Türkiye’de eğitim politikalarının oluşturulmasında belirleyici olan ve dört yılda bir yapılan Milli Eğitim şûraları, ihtiyaç belirleme, hedef saptama ve strateji oluşturma açısından son derece önemlidir. Bir danışma kurulu olan şûrada görüşülen ve karar altına alınan konular Milli Eğitim politikası olarak yaşama geçirilir.
AKP iktidarı döneminde gerçekleştirilen üçüncü eğitim şûrası olan 19. Milli Eğitim Şûrası’nda, “Öğretim Programları ve Haftalık Ders Çizelgeleri”, “Öğretmen Niteliğinin Artırılması”, “Eğitim Yöneticilerinin Niteliğinin Artırılması” ve “Okul Güvenliği” başlıklarında oluşturulan ihtisas komisyonlarında yoğun tartışmalar yürütülmüştür.
Eğitim-İş, komisyonlarda laik, bilimsel eğitimin ve Cumhuriyetin eğitim devriminin kazanımlarının tek savunucusu olarak mücadele etmiştir.
Ancak baştan sona çağdaş, laik, bilimsel eğitime ve pedagoji bilimine meydan okuma şeklinde gerçekleştirilen 19. Milli Eğitim Şûrası, eğitimin modernleşmesinden çok, sadece karma eğitimin ve zorunlu din derslerinin tartışıldığı bir tiyatro oyununa dönüşmüştür.
Eğitim sistemine dair hayati kararların alınacağı şûra, Ankara’da MEB Şûra Salonu dururken kamuoyunun dikkatinden kaçırılmak için Antalya’da toplanmış, yandaş sendika Eğitim Bir-Sen dışındaki sendikaların temsilcileri bir elin parmaklarını geçmemiş, İHH, TÜRGEV ve Ensar Vakfı gibi iktidara yakın oluşumlar delegasyonda yer alırken ADD, ÇYDD ve Alevi Bektaşi Dernekleri şûrada temsil edilememiştir.

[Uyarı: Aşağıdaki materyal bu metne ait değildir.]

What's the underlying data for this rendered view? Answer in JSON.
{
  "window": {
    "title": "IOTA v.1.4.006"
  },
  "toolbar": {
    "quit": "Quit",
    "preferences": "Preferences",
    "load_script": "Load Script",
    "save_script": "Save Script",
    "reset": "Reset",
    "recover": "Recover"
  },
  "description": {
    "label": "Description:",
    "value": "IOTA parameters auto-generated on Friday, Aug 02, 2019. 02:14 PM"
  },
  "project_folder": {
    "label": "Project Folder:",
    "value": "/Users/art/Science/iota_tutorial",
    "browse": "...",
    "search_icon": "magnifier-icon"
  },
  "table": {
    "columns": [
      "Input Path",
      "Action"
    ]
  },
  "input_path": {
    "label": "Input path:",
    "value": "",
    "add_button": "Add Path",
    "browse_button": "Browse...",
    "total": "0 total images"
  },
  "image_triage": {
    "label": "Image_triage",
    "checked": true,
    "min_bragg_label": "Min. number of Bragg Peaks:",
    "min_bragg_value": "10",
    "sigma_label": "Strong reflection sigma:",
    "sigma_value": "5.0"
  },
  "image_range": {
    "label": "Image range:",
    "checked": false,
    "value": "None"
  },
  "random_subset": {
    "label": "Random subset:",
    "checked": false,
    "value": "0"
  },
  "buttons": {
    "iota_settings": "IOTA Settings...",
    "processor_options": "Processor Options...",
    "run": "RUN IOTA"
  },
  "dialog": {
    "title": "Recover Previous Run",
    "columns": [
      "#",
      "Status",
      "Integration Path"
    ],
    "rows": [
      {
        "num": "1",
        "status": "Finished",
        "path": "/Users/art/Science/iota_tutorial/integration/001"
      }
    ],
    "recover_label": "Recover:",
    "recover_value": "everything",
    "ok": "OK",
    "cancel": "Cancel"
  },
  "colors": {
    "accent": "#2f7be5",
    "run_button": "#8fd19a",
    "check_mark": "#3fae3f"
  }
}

Milli Eğitim Bakanlığı kendi kurşun asker delegasyonunu oluşturmak için 8 Temmuz 2014’te yönetmelik değişikliği yapmıştır.
Şûrada, yandaş sendika ve yandaş örgütlerin delegasyon hâkimiyetinde 179 tavsiye kararı alınmıştır. Erdoğan’ın açılış konuşmasında “200 yıldır eğitimi formatlayan sistem kendisine yabancı nesiller yetiştiriyor” diyerek “anaokulundan başlayarak yeni hayat tarzı” mesajını vermesinin ardından; zorunlu din dersinin ilkokul 1. 2. ve 3. sınıfa kadar indirilmesi, haftalık din dersi saatlerinin artırılması, hafızlık için eğitime 2 yıl ara verilebilmesi, din derslerine yer açmak için insan hakları, yurttaşlık ve demokrasi derslerinin kaldırılması, Anadolu turizm ve otelcilik meslek liselerinde “alkollü içki ve kokteyl hazırlama” dersinin kaldırılması ile okulları yarı açık cezaevine çevirecek bir dizi öneri, sayısal çoğunluğu AKP tarafından güvence altına alınmış bir oylama ile resmi tavsiye kararı niteliği kazanmıştır.
Şûranın açılış konuşmasında Milli Eğitim Bakanı Nabi Avcı, “Şûra gündemi dışında gündem maddelerinin görüşülmeyeceğini ve gündem maddeleri dışında da kararlar alınmayacağını” belirtmişti. Oysa, siyasi iktidarın yapmayı planladığı düzenlemeleri toplumun talebiymiş gibi gündeme getirmekle görevli olan Eğitim Bir- Sen’in komisyonlarda reddedilen önergeleri, tekrar gündeme alınarak oylanmıştır.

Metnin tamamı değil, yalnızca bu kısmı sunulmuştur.